We have over 600 volunteers; we have nearly 600 on our congregational roll; on an average Sunday (if there ever is one) about 430 people worship across our four services, of whom I guess about 300 are regulars. The number in our planned giving scheme: 168.
I think we can do better than that. And we need to, because by promising to give a certain amount each week you enable the Cathedral to plan for the future and help us to help others even when you’re not here to put money in the collection plate. ‘Gift Aid’ it, and you help make the Chancellor of the Exchequer truly our Right Honourable Friend, and the biggest donor we have.

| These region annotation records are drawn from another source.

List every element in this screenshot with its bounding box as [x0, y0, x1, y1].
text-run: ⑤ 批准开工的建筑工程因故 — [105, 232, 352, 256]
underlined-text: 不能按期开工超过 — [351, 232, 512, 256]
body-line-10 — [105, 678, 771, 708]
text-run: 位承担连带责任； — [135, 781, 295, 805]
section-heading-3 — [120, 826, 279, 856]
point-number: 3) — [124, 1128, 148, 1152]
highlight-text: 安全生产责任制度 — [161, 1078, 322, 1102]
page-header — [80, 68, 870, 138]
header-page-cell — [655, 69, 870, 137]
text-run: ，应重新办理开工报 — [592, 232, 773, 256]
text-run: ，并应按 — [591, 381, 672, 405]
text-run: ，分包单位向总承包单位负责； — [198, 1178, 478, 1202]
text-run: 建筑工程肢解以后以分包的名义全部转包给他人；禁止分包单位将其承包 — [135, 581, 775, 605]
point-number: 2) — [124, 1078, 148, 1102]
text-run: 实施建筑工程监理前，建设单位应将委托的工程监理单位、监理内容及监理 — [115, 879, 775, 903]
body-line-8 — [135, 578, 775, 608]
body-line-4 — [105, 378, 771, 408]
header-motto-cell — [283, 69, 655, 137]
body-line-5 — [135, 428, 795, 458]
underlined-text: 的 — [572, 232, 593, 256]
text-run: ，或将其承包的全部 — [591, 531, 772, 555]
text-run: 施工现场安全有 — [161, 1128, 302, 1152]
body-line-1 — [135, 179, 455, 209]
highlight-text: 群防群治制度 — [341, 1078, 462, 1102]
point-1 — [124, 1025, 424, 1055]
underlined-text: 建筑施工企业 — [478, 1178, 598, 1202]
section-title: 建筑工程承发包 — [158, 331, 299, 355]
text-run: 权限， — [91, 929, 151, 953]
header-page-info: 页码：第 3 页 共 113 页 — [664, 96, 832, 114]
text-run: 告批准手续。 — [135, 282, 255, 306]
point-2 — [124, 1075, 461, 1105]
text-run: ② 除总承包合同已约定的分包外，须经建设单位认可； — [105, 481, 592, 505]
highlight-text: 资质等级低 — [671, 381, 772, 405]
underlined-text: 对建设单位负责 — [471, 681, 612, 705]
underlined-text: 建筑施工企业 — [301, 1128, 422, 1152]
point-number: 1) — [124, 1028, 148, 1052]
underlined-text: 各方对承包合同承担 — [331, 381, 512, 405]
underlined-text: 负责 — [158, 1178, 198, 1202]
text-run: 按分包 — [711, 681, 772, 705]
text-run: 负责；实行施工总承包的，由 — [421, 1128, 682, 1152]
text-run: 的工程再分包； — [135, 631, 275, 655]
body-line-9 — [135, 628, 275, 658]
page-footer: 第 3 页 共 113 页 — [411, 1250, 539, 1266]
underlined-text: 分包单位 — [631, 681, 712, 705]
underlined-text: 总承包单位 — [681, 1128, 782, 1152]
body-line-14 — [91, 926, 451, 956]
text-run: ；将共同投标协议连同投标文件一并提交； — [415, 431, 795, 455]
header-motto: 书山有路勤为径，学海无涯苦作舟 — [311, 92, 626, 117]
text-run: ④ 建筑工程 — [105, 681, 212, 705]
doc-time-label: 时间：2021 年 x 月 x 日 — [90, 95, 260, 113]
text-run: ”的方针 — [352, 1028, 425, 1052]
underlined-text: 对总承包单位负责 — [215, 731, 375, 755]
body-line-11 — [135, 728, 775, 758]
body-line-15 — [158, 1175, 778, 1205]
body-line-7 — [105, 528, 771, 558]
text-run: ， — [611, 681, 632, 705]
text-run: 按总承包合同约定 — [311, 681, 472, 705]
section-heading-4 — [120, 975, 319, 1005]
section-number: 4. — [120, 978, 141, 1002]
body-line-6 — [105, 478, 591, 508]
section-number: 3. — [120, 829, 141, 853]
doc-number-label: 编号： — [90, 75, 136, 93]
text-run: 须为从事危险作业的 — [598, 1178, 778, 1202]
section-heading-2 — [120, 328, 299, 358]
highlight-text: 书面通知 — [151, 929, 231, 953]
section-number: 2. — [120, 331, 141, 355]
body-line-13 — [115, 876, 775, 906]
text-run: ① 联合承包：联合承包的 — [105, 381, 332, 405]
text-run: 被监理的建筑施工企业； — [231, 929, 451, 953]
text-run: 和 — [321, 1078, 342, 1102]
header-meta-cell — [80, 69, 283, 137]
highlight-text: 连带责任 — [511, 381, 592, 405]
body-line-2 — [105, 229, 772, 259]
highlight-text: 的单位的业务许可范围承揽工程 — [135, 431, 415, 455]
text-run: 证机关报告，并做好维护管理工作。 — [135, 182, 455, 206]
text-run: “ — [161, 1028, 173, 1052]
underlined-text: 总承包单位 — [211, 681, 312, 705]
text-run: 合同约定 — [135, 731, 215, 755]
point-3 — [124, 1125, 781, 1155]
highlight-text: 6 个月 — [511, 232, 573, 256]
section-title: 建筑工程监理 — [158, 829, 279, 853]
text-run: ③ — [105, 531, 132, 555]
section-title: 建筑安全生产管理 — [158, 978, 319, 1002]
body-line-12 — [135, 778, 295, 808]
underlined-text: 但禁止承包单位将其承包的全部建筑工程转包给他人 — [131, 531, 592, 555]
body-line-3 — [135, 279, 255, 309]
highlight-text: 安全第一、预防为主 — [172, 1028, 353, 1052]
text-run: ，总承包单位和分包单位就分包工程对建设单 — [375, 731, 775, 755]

Why is all this important? The money we get from our visitors and refectory and shop cover most of our core costs, so that you can come in to a cathedral that’s dry, lit and heated (though not until October), but we think we are called to more than that. We think that God wants us to be more ambitious for the gospel. Our Strategic Plan and conversations about our new Dean all express a desire to be more outward-looking, so we have taken a little leap of faith and committed extra money: more money to improve provision for our choirs and music, but also more money to extend our outreach work, things like our work with schools, with Erlestoke Prison and Dementia Awareness Week. To meet that we need an extra £13,000 from our congregational giving before next April.
Now, if every regular worshipper here today who isn’t in the planned giving scheme pledges just £2 a week (and some of us can afford a lot more than that) and if everyone already in the scheme pledges just £1 extra each week (and some of us can afford a lot more than that) we’ll sail past that total and be on the way to funding other objectives, like engaging in a creative way - through volunteers and paid ministry - with the many young people who are drawn (for various reasons) to the Cathedral Close.
The Planned Giving Scheme helps us take calculated risks for God. This leaflet tells you more. Please read it and consider what response you might make. You may, though, think there are reasons for making no response. Here are some.
- The Church of England has pots of money. I’ve been ordained for thirty-two years, and I’m still looking for those pots. We have huge assets but enormous liabilities.
- I worship here but I also worship somewhere else. Fine, split your giving between here and there. And of course…
- I realise this is all true and important but I just never get round to it. This is an excellent reason, because it is my reason. I confess to you, my brothers and sisters, that, since joining the Cathedral I still have not got round to joining the planned giving scheme. But not today. Today is my day of repentance. Here is my filled-in planned giving form, and my Gift Aid declaration. Please don’t let this be the only one.
Just as important, don’t let this sermon become a guilt trip. ‘God loves a cheerful giver,’ says St Paul. We each need to ask, ‘Who is my money good news for?’ and money grudgingly given is not good news for anyone. So if Salisbury Cathedral has not yet unlocked your joy, hang on to your dosh and pray - ask God to shock you with gladness. But if something about our life here is setting your joy free, if it’s helping you see God, the least you or any of us can do is give of our money, so that others can know this too. If we give generously, the way you want to be generous to someone you’re really grateful to, then there will be enough and to spare. That’s Paul’s message this morning.
It depends, though, on what happens next.